通过成像技术、计算方法、微流控设备和材料科学的进步，研究自然和机器人微生物如何通过鞭毛在流体中推动自己的研究取得了很大成功。然而，在生物系统中，波动的鞭毛很少自由跳动，而是可能在接近(或穿过)被动弹性结构(如嵌入在流体环境中的粘膜股或管状导管的壁)时跳动。这个项目将研究微生物通过悬浮聚合物网络的流体的运动性，其中聚合物细丝之间的间隙与生物体的大小相当。这项研究与哺乳动物精子-卵子穿透和螺旋体通过粘膜组织的运动有关。该项目还将调查昆虫精子通过女性生殖道中狭窄的精子存储器官的旅程。这些系统需要开发新的数学模型和计算方法，这些模型和计算方法超越了精子鞭毛的简单表示，允许重建离散的粘弹性网络，并捕捉限制结构的几何形状。该项目包括通过参与研究培训博士后研究员、研究生和本科生。嵌入在粘性流体中的顺应性粘弹性网络的力学以及在受限环境中运动的长的、受激励的纤维的运动性为弹性流体动力学提供了丰富的系统。

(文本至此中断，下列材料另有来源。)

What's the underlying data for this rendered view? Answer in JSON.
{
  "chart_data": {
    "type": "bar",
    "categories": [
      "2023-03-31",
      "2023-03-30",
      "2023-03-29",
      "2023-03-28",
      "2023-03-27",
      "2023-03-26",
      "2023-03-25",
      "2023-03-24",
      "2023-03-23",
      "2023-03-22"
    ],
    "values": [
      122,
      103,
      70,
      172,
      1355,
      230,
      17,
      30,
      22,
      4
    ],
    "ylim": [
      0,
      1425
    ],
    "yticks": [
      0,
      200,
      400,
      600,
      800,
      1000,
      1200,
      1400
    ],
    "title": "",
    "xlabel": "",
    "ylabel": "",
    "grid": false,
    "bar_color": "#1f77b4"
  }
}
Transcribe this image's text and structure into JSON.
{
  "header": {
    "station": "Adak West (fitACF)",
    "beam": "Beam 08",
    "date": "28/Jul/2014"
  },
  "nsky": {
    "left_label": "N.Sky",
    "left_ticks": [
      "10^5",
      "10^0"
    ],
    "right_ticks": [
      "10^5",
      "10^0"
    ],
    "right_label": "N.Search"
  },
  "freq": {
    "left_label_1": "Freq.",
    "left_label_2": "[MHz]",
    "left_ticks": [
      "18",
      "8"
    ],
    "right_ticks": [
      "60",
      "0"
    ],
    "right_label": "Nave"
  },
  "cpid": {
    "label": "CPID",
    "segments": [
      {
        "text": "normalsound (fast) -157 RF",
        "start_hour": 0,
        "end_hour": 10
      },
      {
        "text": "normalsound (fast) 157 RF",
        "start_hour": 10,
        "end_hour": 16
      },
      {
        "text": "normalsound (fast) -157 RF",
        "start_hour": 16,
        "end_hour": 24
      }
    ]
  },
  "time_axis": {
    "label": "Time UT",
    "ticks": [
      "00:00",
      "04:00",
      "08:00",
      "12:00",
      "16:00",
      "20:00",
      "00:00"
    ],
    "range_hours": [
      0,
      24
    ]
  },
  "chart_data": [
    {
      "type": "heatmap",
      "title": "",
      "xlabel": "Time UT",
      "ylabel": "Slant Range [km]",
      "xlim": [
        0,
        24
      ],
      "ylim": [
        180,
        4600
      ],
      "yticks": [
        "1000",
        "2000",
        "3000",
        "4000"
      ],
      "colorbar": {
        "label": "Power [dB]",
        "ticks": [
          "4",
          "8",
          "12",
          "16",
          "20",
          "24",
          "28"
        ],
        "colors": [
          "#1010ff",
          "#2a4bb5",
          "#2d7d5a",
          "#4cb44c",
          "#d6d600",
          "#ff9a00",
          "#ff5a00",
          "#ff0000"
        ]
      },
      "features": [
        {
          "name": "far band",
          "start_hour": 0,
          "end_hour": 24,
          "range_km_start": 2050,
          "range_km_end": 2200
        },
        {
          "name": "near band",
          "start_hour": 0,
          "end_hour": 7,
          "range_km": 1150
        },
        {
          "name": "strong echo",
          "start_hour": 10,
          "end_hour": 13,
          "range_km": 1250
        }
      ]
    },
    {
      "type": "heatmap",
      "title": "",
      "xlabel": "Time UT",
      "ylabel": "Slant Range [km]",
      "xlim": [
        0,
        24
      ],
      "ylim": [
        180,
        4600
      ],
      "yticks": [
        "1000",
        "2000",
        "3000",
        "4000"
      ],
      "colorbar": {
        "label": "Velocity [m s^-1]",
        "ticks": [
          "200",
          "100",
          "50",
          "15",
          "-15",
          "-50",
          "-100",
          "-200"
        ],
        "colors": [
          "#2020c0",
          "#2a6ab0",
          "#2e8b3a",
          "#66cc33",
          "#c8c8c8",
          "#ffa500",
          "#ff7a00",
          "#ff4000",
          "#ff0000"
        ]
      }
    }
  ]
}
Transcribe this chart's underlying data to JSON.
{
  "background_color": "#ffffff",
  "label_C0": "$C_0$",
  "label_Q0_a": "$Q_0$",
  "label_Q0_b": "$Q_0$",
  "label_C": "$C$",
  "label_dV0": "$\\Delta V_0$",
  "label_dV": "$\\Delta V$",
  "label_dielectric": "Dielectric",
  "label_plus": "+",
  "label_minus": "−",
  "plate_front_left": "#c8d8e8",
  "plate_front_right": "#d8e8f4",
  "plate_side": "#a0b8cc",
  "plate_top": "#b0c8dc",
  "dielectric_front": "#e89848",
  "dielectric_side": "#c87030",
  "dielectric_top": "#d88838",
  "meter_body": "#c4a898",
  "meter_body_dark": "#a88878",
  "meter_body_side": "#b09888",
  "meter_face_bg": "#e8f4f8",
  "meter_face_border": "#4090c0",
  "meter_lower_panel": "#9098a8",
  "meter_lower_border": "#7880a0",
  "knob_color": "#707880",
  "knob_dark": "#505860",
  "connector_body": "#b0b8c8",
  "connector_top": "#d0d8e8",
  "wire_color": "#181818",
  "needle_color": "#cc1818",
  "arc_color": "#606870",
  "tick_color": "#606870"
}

该项目将利用正规化的Stokelet方法及其最近的扩展。通过推导球体内正则流的核，这一方法将得到进一步的发展。通过选择离散网络而不是非牛顿流体的连续描述，可以很容易地表示非均质环境。例如，可以研究生物体首先穿透粘弹性网络所需的力量(如在哺乳动物受精过程中)，以及当有机体穿过这些区域时，其形式如何演变。特别是，莱姆病螺旋体通过这种粘弹性网络迁移时的能量学将被研究。此外，还将模拟昆虫精子在雌性生殖道中的运动动力学。它们的极端长度和进入受限空间的能力带来了数学和计算方面的挑战。该项目将使用背景流中长而灵活的纤维的形状变形和屈曲建模的最新进展，以及驱动鞭毛的建模来研究这一系统。该奖项反映了NSF的法定使命，并通过使用基金会的智力优势和更广泛的影响审查标准进行评估，被认为值得支持。

项目成果

Performance of a Helical Microswimmer Traversing a Discrete Viscoelastic Network with Dynamic Remodeling

• DOI: 10.3390/fluids7080257
• 发表时间: 2022-07
• 期刊: Fluids
• 影响因子: 1.9
• 作者: Rudi Schuech;R. Cortez;L. Fauci

The Role of the Double-Layer Potential in Regularised Stokeslet Models of Self-Propulsion

双层势在正则化斯托克斯莱特自推进模型中的作用

• DOI: 10.3390/fluids6110411
• 发表时间: 2021
• 期刊: Fluids
• 影响因子: 1.9
• 作者: Smith, David J.;Gallagher, Meurig T.;Schuech, Rudi;Montenegro-Johnson, Thomas D.
• 通讯作者: Montenegro-Johnson, Thomas D.